4.             À titre superfétatoire, la société ayant été radiée du registre du commerce, le recours est devenu sans objet et devrait être radié du rôle (ATF 142 I 135 consid. 1.3.1).

5.             Vu la nature du litige, aucun émolument ne sera perçu (art. 87 al. 1 LPA).
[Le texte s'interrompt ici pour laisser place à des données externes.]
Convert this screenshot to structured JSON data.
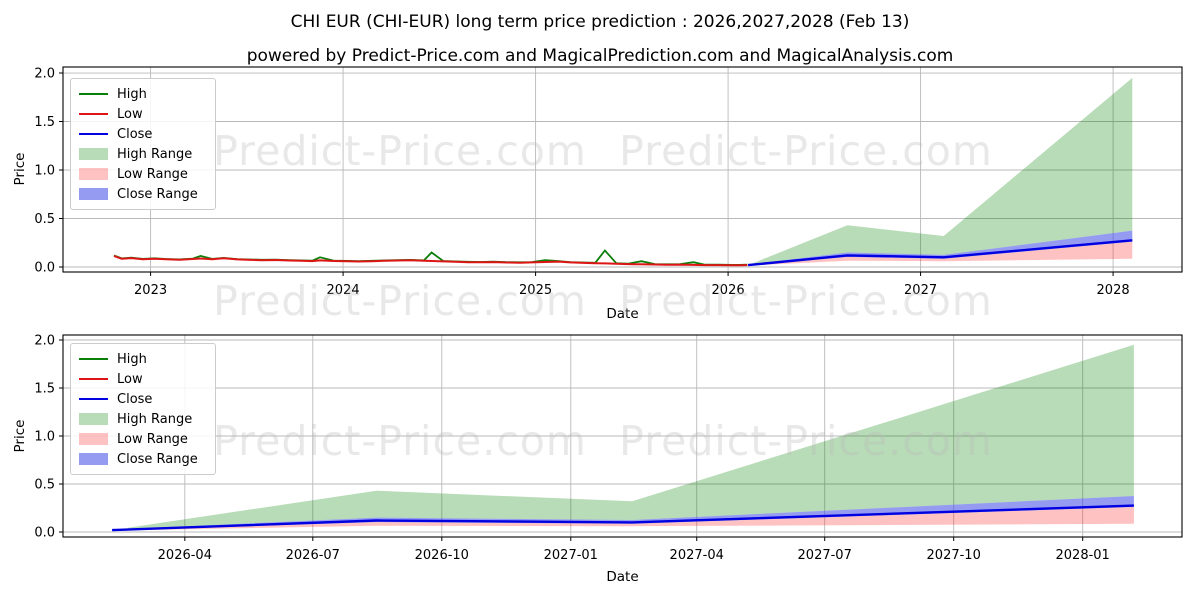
{
  "figure": {
    "title": "CHI EUR (CHI-EUR) long term price prediction : 2026,2027,2028 (Feb 13)",
    "subtitle": "powered by Predict-Price.com and MagicalPrediction.com and MagicalAnalysis.com"
  },
  "watermark": {
    "text": "Predict-Price.com",
    "color": "rgba(186,186,186,0.33)"
  },
  "colors": {
    "high_line": "#0a800a",
    "low_line": "#dd1515",
    "close_line": "#0000e0",
    "high_range": "rgba(0,128,0,0.28)",
    "low_range": "rgba(255,30,30,0.27)",
    "close_range": "rgba(45,55,230,0.5)",
    "grid": "#b9b9b9",
    "spine": "#000000",
    "text": "#000000"
  },
  "legend": {
    "items": [
      {
        "label": "High",
        "swatch": "line",
        "color_key": "high_line"
      },
      {
        "label": "Low",
        "swatch": "line",
        "color_key": "low_line"
      },
      {
        "label": "Close",
        "swatch": "line",
        "color_key": "close_line"
      },
      {
        "label": "High Range",
        "swatch": "patch",
        "color_key": "high_range"
      },
      {
        "label": "Low Range",
        "swatch": "patch",
        "color_key": "low_range"
      },
      {
        "label": "Close Range",
        "swatch": "patch",
        "color_key": "close_range"
      }
    ]
  },
  "chart_data": [
    {
      "type": "line",
      "name": "full-history-and-prediction",
      "xlabel": "Date",
      "ylabel": "Price",
      "xlim": [
        2022.545,
        2028.358
      ],
      "ylim": [
        -0.0515,
        2.062
      ],
      "grid": true,
      "yticks": {
        "values": [
          0,
          0.5,
          1,
          1.5,
          2
        ],
        "labels": [
          "0.0",
          "0.5",
          "1.0",
          "1.5",
          "2.0"
        ]
      },
      "xticks": {
        "values": [
          2023,
          2024,
          2025,
          2026,
          2027,
          2028
        ],
        "labels": [
          "2023",
          "2024",
          "2025",
          "2026",
          "2027",
          "2028"
        ]
      },
      "history": {
        "x": [
          2022.81,
          2022.85,
          2022.9,
          2022.96,
          2023.02,
          2023.08,
          2023.15,
          2023.22,
          2023.26,
          2023.32,
          2023.38,
          2023.45,
          2023.52,
          2023.58,
          2023.65,
          2023.72,
          2023.78,
          2023.84,
          2023.88,
          2023.95,
          2024.02,
          2024.08,
          2024.15,
          2024.22,
          2024.28,
          2024.35,
          2024.42,
          2024.46,
          2024.52,
          2024.58,
          2024.65,
          2024.72,
          2024.78,
          2024.85,
          2024.92,
          2024.98,
          2025.05,
          2025.12,
          2025.18,
          2025.25,
          2025.31,
          2025.36,
          2025.42,
          2025.48,
          2025.55,
          2025.62,
          2025.68,
          2025.75,
          2025.82,
          2025.88,
          2025.95,
          2026.02,
          2026.06,
          2026.1
        ],
        "low": [
          0.115,
          0.085,
          0.092,
          0.08,
          0.086,
          0.079,
          0.074,
          0.083,
          0.088,
          0.08,
          0.09,
          0.078,
          0.073,
          0.07,
          0.072,
          0.067,
          0.064,
          0.061,
          0.068,
          0.062,
          0.059,
          0.057,
          0.06,
          0.064,
          0.067,
          0.069,
          0.064,
          0.062,
          0.058,
          0.054,
          0.05,
          0.048,
          0.051,
          0.046,
          0.044,
          0.047,
          0.052,
          0.056,
          0.047,
          0.042,
          0.039,
          0.037,
          0.034,
          0.03,
          0.028,
          0.026,
          0.024,
          0.025,
          0.022,
          0.02,
          0.02,
          0.018,
          0.018,
          0.02
        ],
        "high": [
          0.119,
          0.089,
          0.096,
          0.084,
          0.09,
          0.083,
          0.078,
          0.087,
          0.115,
          0.084,
          0.094,
          0.082,
          0.077,
          0.074,
          0.076,
          0.071,
          0.068,
          0.065,
          0.1,
          0.066,
          0.063,
          0.061,
          0.064,
          0.068,
          0.071,
          0.073,
          0.068,
          0.15,
          0.062,
          0.058,
          0.054,
          0.052,
          0.055,
          0.05,
          0.048,
          0.051,
          0.07,
          0.06,
          0.051,
          0.046,
          0.043,
          0.17,
          0.038,
          0.034,
          0.06,
          0.03,
          0.028,
          0.029,
          0.05,
          0.024,
          0.024,
          0.022,
          0.022,
          0.024
        ]
      },
      "prediction": {
        "x": [
          2026.104,
          2026.62,
          2027.12,
          2028.1
        ],
        "high": [
          0.02,
          0.43,
          0.32,
          1.95
        ],
        "close_upper": [
          0.025,
          0.15,
          0.125,
          0.375
        ],
        "close": [
          0.02,
          0.12,
          0.1,
          0.275
        ],
        "close_lower": [
          0.015,
          0.103,
          0.085,
          0.26
        ],
        "low": [
          0.015,
          0.065,
          0.06,
          0.085
        ]
      }
    },
    {
      "type": "line",
      "name": "prediction-zoom",
      "xlabel": "Date",
      "ylabel": "Price",
      "xlim": [
        2026.008,
        2028.194
      ],
      "ylim": [
        -0.052,
        2.052
      ],
      "grid": true,
      "yticks": {
        "values": [
          0,
          0.5,
          1,
          1.5,
          2
        ],
        "labels": [
          "0.0",
          "0.5",
          "1.0",
          "1.5",
          "2.0"
        ]
      },
      "xticks": {
        "values": [
          2026.246,
          2026.496,
          2026.748,
          2027.0,
          2027.246,
          2027.496,
          2027.748,
          2028.0
        ],
        "labels": [
          "2026-04",
          "2026-07",
          "2026-10",
          "2027-01",
          "2027-04",
          "2027-07",
          "2027-10",
          "2028-01"
        ]
      },
      "prediction": {
        "x": [
          2026.104,
          2026.62,
          2027.12,
          2028.1
        ],
        "high": [
          0.02,
          0.43,
          0.32,
          1.95
        ],
        "close_upper": [
          0.025,
          0.15,
          0.125,
          0.375
        ],
        "close": [
          0.02,
          0.12,
          0.1,
          0.275
        ],
        "close_lower": [
          0.015,
          0.103,
          0.085,
          0.26
        ],
        "low": [
          0.015,
          0.065,
          0.06,
          0.085
        ]
      }
    }
  ]
}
Vu son issue, aucune indemnité de procédure ne sera allouée (art. 87 al. 2 LPA).

 

* * * * *

PAR CES MOTIFS
LA CHAMBRE ADMINISTRATIVE

déclare irrecevable le recours interjeté le 5 février 2022 par A______ contre la décision du département de l'économie et de l'emploi du 10 janvier 2022 ;

dit qu’il n’est pas perçu d’émolument, ni alloué d’indemnité de procédure ;

dit que, conformément aux art. 82 ss de la loi fédérale sur le Tribunal fédéral du 17 juin 2005 (LTF - RS 173.110), le présent arrêt peut être porté dans les trente jours qui suivent sa notification par-devant le Tribunal fédéral, par la voie du recours en matière de droit public ; le mémoire de recours doit indiquer les conclusions, motifs et moyens de preuve et porter la signature du recourant ou de son mandataire ; il doit être adressé au Tribunal fédéral, 1000 Lausanne 14, par voie postale ou par voie électronique aux conditions de l’art. 42 LTF. Le présent arrêt et les pièces en possession du recourant, invoquées comme moyens de preuve, doivent être joints à l’envoi ;

communique le présent arrêt à A______, au département de l'économie et de l'emploi, ainsi qu’à l’office des faillites.

Siégeant : Francine PAYOT ZEN-RUFFINEN, présidente, Valérie LAUBER et Fabienne MICHON RIEBEN, juges.

Au nom de la chambre administrative :

la greffière :

 

 

C. MARINHEIRO

 

la présidente siégeant :

 

 

F. PAYOT ZEN-RUFFINEN

 

Copie conforme de cet arrêt a été communiquée aux parties.